I am pretty certain that something similar to this has happened to you at one time. When it happens to me, I just try to laugh it off and remind myself that loud restaurants are part of dining, especially “trendy” dining. (and sometimes “not-so-trendy” dining as well) But, I also know that my patients may not be so quick to laugh it off when they misunderstand their friends in a crowded and noisy restaurant. Given my experiences, I can’t really say that I blame them for being frustrated. Having difficulty hearing in a social situation, such as an evening out at a fun restaurant, must really make one feel defeated and depressed, especially if you just spent a significant chunk of change on a pair of hearing aids.
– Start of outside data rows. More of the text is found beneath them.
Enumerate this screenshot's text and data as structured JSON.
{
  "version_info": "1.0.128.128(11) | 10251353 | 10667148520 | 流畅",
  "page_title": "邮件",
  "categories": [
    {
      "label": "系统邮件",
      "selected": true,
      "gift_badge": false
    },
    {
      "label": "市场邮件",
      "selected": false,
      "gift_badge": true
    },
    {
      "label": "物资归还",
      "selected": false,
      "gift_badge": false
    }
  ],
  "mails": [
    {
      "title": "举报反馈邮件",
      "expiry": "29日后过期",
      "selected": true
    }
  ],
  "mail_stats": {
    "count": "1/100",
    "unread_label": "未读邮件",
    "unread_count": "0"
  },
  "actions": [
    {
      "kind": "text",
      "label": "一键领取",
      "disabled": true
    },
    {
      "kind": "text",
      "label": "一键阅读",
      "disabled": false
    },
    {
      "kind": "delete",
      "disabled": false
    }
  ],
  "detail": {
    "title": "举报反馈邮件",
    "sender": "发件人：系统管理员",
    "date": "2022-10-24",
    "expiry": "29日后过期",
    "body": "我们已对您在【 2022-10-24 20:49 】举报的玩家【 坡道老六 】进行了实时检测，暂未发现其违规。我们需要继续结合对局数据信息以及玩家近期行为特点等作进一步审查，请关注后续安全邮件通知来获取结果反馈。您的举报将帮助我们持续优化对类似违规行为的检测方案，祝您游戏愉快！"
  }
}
When my patients tell me about their difficulties hearing in noise, I take some time to talk with them about the following topics:

  1. I tell them: “You are NOT alone!”  I’m pretty sure no one believes me when I tell them this, but it is 100% TRUE!  Everyone has trouble hearing in noise (as demonstrated by my experience above). The difference is that people who have normal hearing don’t put as much thought into their failed communication attempts because they know that misunderstanding happens and not being able to understand at all, happens too. People who have hearing problems tend to blame all of their miscommunications on their hearing problems. They blame none of their hearing troubles on the loud lounge music, people trying to shout over it, and complete lack of anything sound absorbent in the entire restaurant. So, we have to learn to be REALISTIC and equally important is that we have to understand the limitations; understand that everyone has certain the limitations in a noisy environment and recognize that there are limitations with the use of many hearing aids in a noisy environment. And part of that is realizing you are not the only one in the restaurant nodding and smiling, …not by a long shot.
  2. Sometimes it just helps to state the truth: some restaurants are for socializing and some restaurants are for food. Patients may tell me about a particular restaurant that they love but then comment on how difficult it is to hear there. Maybe that restaurant is the one you go to just for the food and not for the company. I don’t like to tell people this, nor do I want for anyone to be forced to make that distinction, but sometimes that is part of being realistic about your hearing.
  3. Consider using LACE (Listening And Communication Enhancement): it is an adult brain training program that focuses on auditory processing. Auditory processing is what your brain is doing when you’re trying so hard to understand the well meaning, but very soft- spoken waitress. LACE is designed to help you improve your auditory processing skills when the environment you’re in, or the voice you’re trying to hear, is less than optimal. LACE helps you exercise your hearing abilities in auditory memory, when more than one person is speaking, when someone is speaking quickly, and when parts of what someone is saying are not clear. To obtain more information about LACE, do an internet search. LACE is was developed by Neurotone. When you visit their website, you will be able to download a free demonstration and try it out. There is a good chance it will help.
  4. Every person is different. We learn this fact when we’re young. Some people are athletic while others are artistic. Some are meant to be scholars and others comedians. Some people are naturally better at hearing in noise, and some people are not.This is one of the things that, as an audiologist, makes my heart hurt. There is nothing worse than having to tell someone that they will never hear well in noise.(we can actually predict this by some of the diagnostic tests that we utilize during  your complete hearing evaluation.) It’s not good news and it’s not fun to receive that information, but sometimes it is fact and the truth. Hopefully you are not one of those people, but if you are my heart goes out to you because I can only imagine how difficult and frustrating it is to try and accept and embrace it.

So, the next time that you are out somewhere and are having trouble hearing, take a good listen to the environment around you. It may just be that it is a noisy, raucous environment, unsuitable to normal, meaningful human communication.

A word comes to mind: cacophonous – having a harsh or discordant sound. There are such places to which this word is applicable!